How quickly it can all break down.  Since I had been reading Runner’s World the night before, during the ordeal I was even thinking about the WALL, which I was experiencing in a sense without running a step, and how breathing and meditation did play into the experience positively, even when pain was still present. Even how the power of suggestion plays in, as my lunch time conversation really made me view the incident in a light I would not have thought of if I hadn’t had the discussion.   I had been on such a roll, and now I feel I am a few weeks behind.  I am leaving for San Francisco tomorrow, we hoped to run a 10K in Los Angeles on February 6, but I haven’t run 7 miles yet, something that is advised by some before one attempts this race.  Thanks to Jeff Galloway, I am feeling that I can do it with the run/walk method.  I look forward to running tonight.

It’s Here Now. Am I?

Bhagavan Das

Last week, Ian and I:

Ran 3.2 miles on Tuesday and 3.7 on Thursday.  Then we were waylaid by icy streets, and didn’t run on the weekend.

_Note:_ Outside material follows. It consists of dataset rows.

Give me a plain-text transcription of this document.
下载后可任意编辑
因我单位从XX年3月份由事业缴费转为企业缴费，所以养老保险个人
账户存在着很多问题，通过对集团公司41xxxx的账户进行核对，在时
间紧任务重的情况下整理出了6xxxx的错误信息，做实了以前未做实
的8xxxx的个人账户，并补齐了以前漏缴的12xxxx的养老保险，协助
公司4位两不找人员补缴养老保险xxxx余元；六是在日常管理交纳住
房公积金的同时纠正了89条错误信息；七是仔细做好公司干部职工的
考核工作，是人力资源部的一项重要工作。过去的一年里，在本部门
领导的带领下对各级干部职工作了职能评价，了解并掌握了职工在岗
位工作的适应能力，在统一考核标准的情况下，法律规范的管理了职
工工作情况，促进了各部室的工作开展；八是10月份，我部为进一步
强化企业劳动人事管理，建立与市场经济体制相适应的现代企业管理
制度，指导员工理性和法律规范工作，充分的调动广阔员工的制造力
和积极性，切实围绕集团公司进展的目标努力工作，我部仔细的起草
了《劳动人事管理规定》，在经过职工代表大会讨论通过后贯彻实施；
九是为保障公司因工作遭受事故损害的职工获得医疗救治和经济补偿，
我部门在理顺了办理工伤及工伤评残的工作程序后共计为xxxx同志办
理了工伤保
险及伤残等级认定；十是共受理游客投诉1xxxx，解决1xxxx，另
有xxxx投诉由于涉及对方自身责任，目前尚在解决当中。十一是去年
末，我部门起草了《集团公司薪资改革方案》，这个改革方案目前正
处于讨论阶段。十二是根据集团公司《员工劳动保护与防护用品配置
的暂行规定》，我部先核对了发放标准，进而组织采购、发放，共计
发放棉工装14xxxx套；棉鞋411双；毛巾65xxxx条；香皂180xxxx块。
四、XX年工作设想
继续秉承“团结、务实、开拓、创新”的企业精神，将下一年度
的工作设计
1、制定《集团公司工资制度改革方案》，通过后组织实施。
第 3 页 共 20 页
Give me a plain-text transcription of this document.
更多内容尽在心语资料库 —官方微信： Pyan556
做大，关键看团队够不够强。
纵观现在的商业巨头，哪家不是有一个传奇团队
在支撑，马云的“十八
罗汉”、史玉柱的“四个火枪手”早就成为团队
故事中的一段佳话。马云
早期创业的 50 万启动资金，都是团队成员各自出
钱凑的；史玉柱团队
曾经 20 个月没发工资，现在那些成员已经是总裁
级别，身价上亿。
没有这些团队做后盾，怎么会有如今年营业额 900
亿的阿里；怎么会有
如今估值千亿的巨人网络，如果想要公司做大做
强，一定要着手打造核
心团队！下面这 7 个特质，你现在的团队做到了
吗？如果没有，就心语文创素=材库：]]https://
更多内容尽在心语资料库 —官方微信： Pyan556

We tried to walk on Sunday, but the cold was getting to me.  We were also fasting on water and miso soup, so I think even a walk in the cold and wind felt brutal.  We found refuge in a Border’s and I found Jeff Galloway’s Marathon Book.  He advocated walk breaks, which I have always feared, taking pride in the fact that I RUN the entire distance I note..but I tried walk breaks on my own on Monday and I was really pleased with my distance of 4.7, the most I have done in awhile.

I was pleased about the fast when I was reading It’s Here Now.  Are You? by Bhagavan Das.  His first guru had him on a daily diet of a glass of milk and a slice of bread.  I was less enthused when I was reading Jeff Galloway and thinking about nutrition as a runner.

It’s Here Now. Are You? by Bhaghavan Das is the perfect book for me.  “God doesn’t care what you call him.”  He is the only other Born Again Christian/Kali worshipper I know. He makes me less lonely.  He even got into AA for awhile. “Then it got too AA”  The prose always conversational and amusing..  “He was a breathatarian.  That was his thing.  He was really skinny.”  I keep laughing when I read those lines. But then, there are these moments when he speaks of God.  That’s when I cry.